Whether it’s the LG with the V40 or Apple with the iPhone XS, phone makers are all trying to sell us on the same thing: desire. Whenever there’s a new launch, the first thing we see is a 30-second video filled with seductive curves, sexy lighting, and tantalizing turns. You’re supposed to want to touch it, hold it before you even know a thing about it. But that’s not the case with the Pixel 3.
The first thing Google talked about during its event Tuesday wasn’t industrial design. No, it was the Material Design of its software. Sure, Rick Osterloh will tell you all about how beautiful the Pixel 3 is, but when you get down to it, Google isn’t trying to entice you with graceful design. Rather it’s selling a premium experience than you can’t get on any other Android phone, one that’s about function over form, utility over attraction.
With the Pixel’s gaping notch and extra-large chin, Google made a phone that needs to be used to be appreciated, and after three years, I think it’s safe to say it’s a strategy. The Pixel 3 XL isn’t the result of a poor eye for design—you need only look at the U12+ to see the kind of phone that manufacturing partner HTC is capable of making. Rather, I think Google’s questionable aesthetics are purely by design, both to separate it from other phones and to put the focus on the real beauty inside the phone: Android itself.
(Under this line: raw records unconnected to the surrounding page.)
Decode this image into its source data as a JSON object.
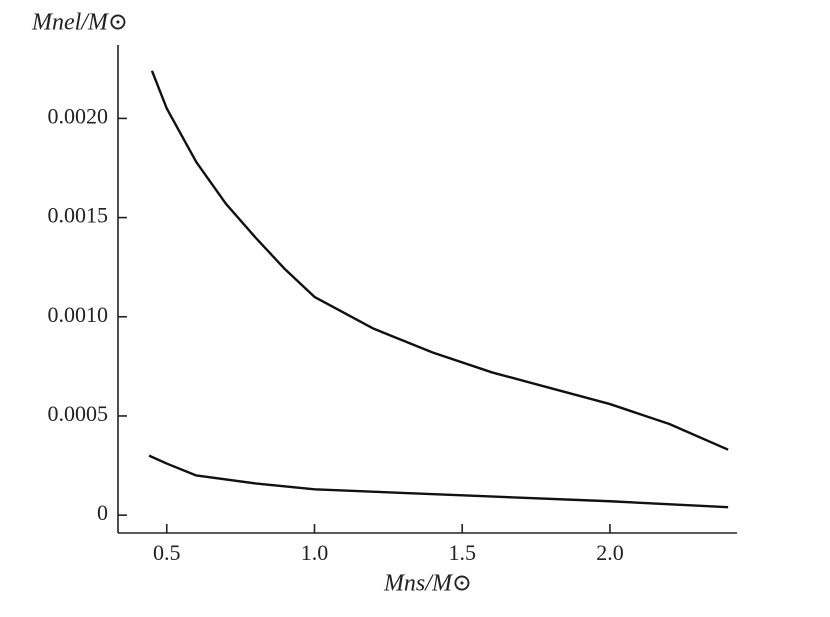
{
  "chart_data": {
    "type": "line",
    "xlabel": "Mns/M⊙",
    "ylabel": "Mnel/M⊙",
    "xlim": [
      0.335,
      2.43
    ],
    "ylim": [
      -9e-05,
      0.00237
    ],
    "xticks": [
      0.5,
      {
        "value": 1.0,
        "label": "1.0"
      },
      1.5,
      {
        "value": 2.0,
        "label": "2.0"
      }
    ],
    "yticks": [
      0,
      {
        "value": 0.0005,
        "label": "0.0005"
      },
      {
        "value": 0.001,
        "label": "0.0010"
      },
      {
        "value": 0.0015,
        "label": "0.0015"
      },
      {
        "value": 0.002,
        "label": "0.0020"
      }
    ],
    "series": [
      {
        "color": "#111111",
        "x": [
          0.45,
          0.5,
          0.6,
          0.7,
          0.8,
          0.9,
          1.0,
          1.2,
          1.4,
          1.6,
          1.8,
          2.0,
          2.2,
          2.4
        ],
        "values": [
          0.00224,
          0.00205,
          0.00178,
          0.00157,
          0.0014,
          0.00124,
          0.0011,
          0.00094,
          0.00082,
          0.00072,
          0.00064,
          0.00056,
          0.00046,
          0.00033
        ]
      },
      {
        "color": "#111111",
        "x": [
          0.44,
          0.5,
          0.6,
          0.8,
          1.0,
          1.5,
          2.0,
          2.4
        ],
        "values": [
          0.0003,
          0.00026,
          0.0002,
          0.00016,
          0.00013,
          0.0001,
          7e-05,
          4e-05
        ]
      }
    ]
  }
}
Finding beauty in blandness
When the first Pixel landed in 2015, it wasn’t exactly a visual show-stopper. The first phone stamped with a “G” on the back, it featured a unique two-tone design with giant bezels, tons of space above and below the screen, and conspicuous antenna bands. In short, it stood out for all the wrong reasons.
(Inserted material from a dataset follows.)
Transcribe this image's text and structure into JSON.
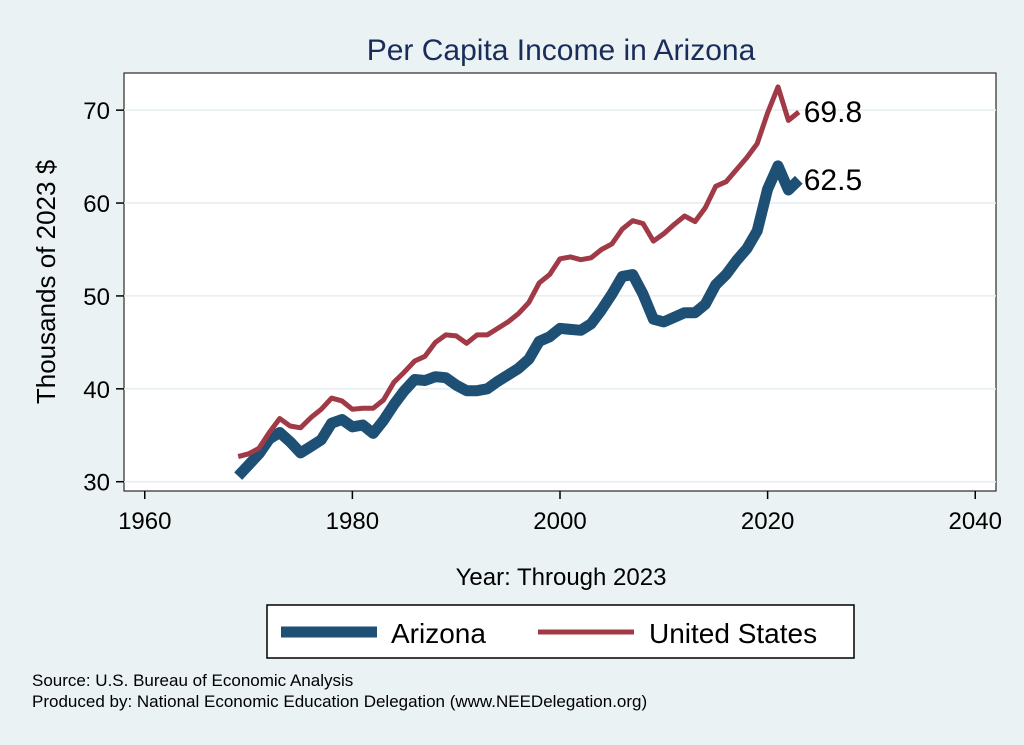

But we gave Google a pass on the original aesthetically challenged Pixel for one reason: performance. The Pixel was a vessel not just for the pure Android experience, but a purely Google one, with AI, widgets, and gestures you couldn’t get anywhere else. The phone wasn’t the thing that made it a Pixel, the software was. You can argue that software was the main reason why Google made a Pixel in the first place—to get Android features in the wild without waiting two years for its partners to get around to updating.
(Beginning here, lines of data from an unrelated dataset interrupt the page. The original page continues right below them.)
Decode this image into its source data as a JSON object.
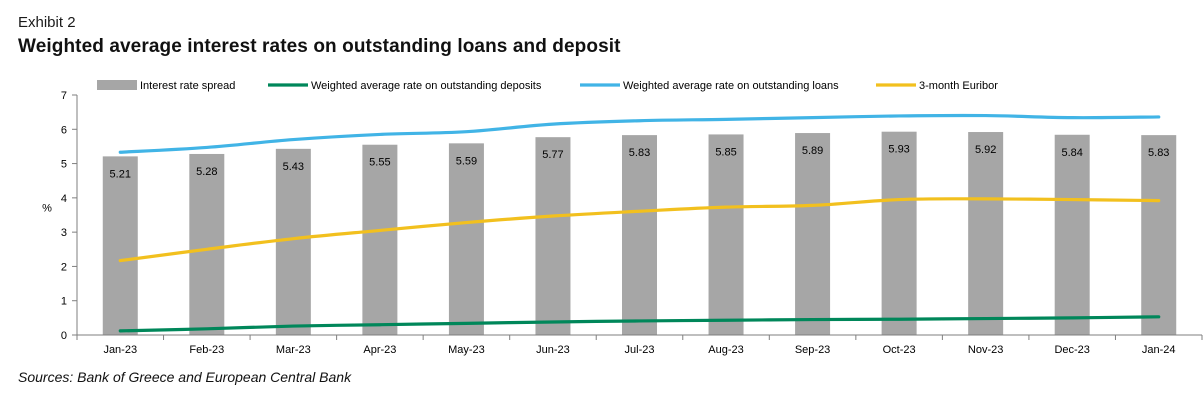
{
  "header": {
    "exhibit": "Exhibit 2",
    "title": "Weighted average interest rates on outstanding loans and deposit"
  },
  "footer": {
    "source": "Sources: Bank of Greece and European Central Bank"
  },
  "chart_data": {
    "type": "bar",
    "categories": [
      "Jan-23",
      "Feb-23",
      "Mar-23",
      "Apr-23",
      "May-23",
      "Jun-23",
      "Jul-23",
      "Aug-23",
      "Sep-23",
      "Oct-23",
      "Nov-23",
      "Dec-23",
      "Jan-24"
    ],
    "ylabel": "%",
    "ylim": [
      0,
      7
    ],
    "yticks": [
      0,
      1,
      2,
      3,
      4,
      5,
      6,
      7
    ],
    "grid": false,
    "legend_position": "top",
    "series": [
      {
        "name": "Interest rate spread",
        "type": "bar",
        "color": "#a6a6a6",
        "values": [
          5.21,
          5.28,
          5.43,
          5.55,
          5.59,
          5.77,
          5.83,
          5.85,
          5.89,
          5.93,
          5.92,
          5.84,
          5.83
        ],
        "labels": [
          "5.21",
          "5.28",
          "5.43",
          "5.55",
          "5.59",
          "5.77",
          "5.83",
          "5.85",
          "5.89",
          "5.93",
          "5.92",
          "5.84",
          "5.83"
        ]
      },
      {
        "name": "Weighted average rate on outstanding deposits",
        "type": "line",
        "color": "#00875a",
        "values": [
          0.12,
          0.18,
          0.26,
          0.3,
          0.34,
          0.38,
          0.41,
          0.43,
          0.45,
          0.46,
          0.48,
          0.5,
          0.53
        ]
      },
      {
        "name": "Weighted average rate on outstanding loans",
        "type": "line",
        "color": "#41b4e6",
        "values": [
          5.33,
          5.47,
          5.7,
          5.85,
          5.93,
          6.15,
          6.25,
          6.29,
          6.34,
          6.39,
          6.4,
          6.34,
          6.36
        ]
      },
      {
        "name": "3-month Euribor",
        "type": "line",
        "color": "#f2c01e",
        "values": [
          2.17,
          2.5,
          2.81,
          3.05,
          3.28,
          3.47,
          3.61,
          3.73,
          3.78,
          3.95,
          3.97,
          3.95,
          3.92
        ]
      }
    ]
  }
}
It was the first, nay the only Android phone that put a premium on not just software-based features and apps, but on the whole experience. It might not have looked as good as the iPhone 7 or the Galaxy S7 Edge, but it had an irritable sales pitch: You can buy a phone that’s nice to look at or, the smarter choice, one that’s nice to use.
More of the same
After a year of less-than-stellar sales, I expected Google to re-focus its efforts on design. That didn’t really happen. The Pixel 2 barely changed its design philosophy at all, save to add a front-facing speaker in the space below the screen. The Pixel 2 XL was slightly more refined with its 18:9 screen and reduced bezels, but compared to phones like the Galaxy S9, Essential PH-1, and iPhone X, the Pixel 2 looked more like a budget phone than a premium one.
It certainly didn’t look like it was worth $950, the price Google set for the 128GB Pixel 2 XL. And the Pixel 3 XL doesn’t look like a $999 handset either. But it sure acts like one. Unlike Samsung, Apple, or Huawei, Google isn’t trying to make a mere first impression with the Pixel. Instead, it’s selling a lasting one. No other premium Android phone maker offers the same level of integration and sophistication as Google does, and the Pixel 3 draws a proverbial line in the sand between pretty hardware and rock-solid software.
Granted, the latter is much harder to deliver. Each Pixel phone has had major issues, from Bluetooth connectivity bugs in the Pixel 1 to reports of lagging in the Pixel 2. Pixel bugs might not get the same attention as iPhone bugs do, but they have been prevalent across all models, and Google has generally been slow to respond to them. For the Pixel 3 to finally be the success Google wants it to be, it needs to deliver superior performance both now and a year from now.
Touch but don’t look
With the Pixel 3, the experience isn’t visceral, it’s tactile. Where most phones are designed from the outside in to be pleasing to the eye, Google seemingly designs the Pixel from the inside out, focusing on performance, battery life, and optimization before deciding what it should look like. Features like Top Shot, Call Screen, and Group Selfie Cam are relatively minor updates to the camera, but they’re important to the overall Pixel aesthetic: software and features over form.
In a way, it would be easier for Google to play the hardware game. Pretty rectangles can paper over a multitude of sins, and we’ve all put up with awful skins in the name of hardware aesthetics. The Pixel 3 could just be another pretty phone that blends in with the Galaxy S9s and iPhone XSes of the world. Instead, Google wants the prettiest part of the Pixel to be what’s on the screen, not what’s around it.
We all wanted the Pixel 3XL to be pretty so badly that the Internet concocted a conspiracy theory about a secret phone with no bezels or notch that would put all other handsets to shame. In a way, that would have been easier. But Google seems content to let its competitors grab all the beauty points while the Pixel sticks to its core values: delivering the best Android experience you can get on a phone, notch and all.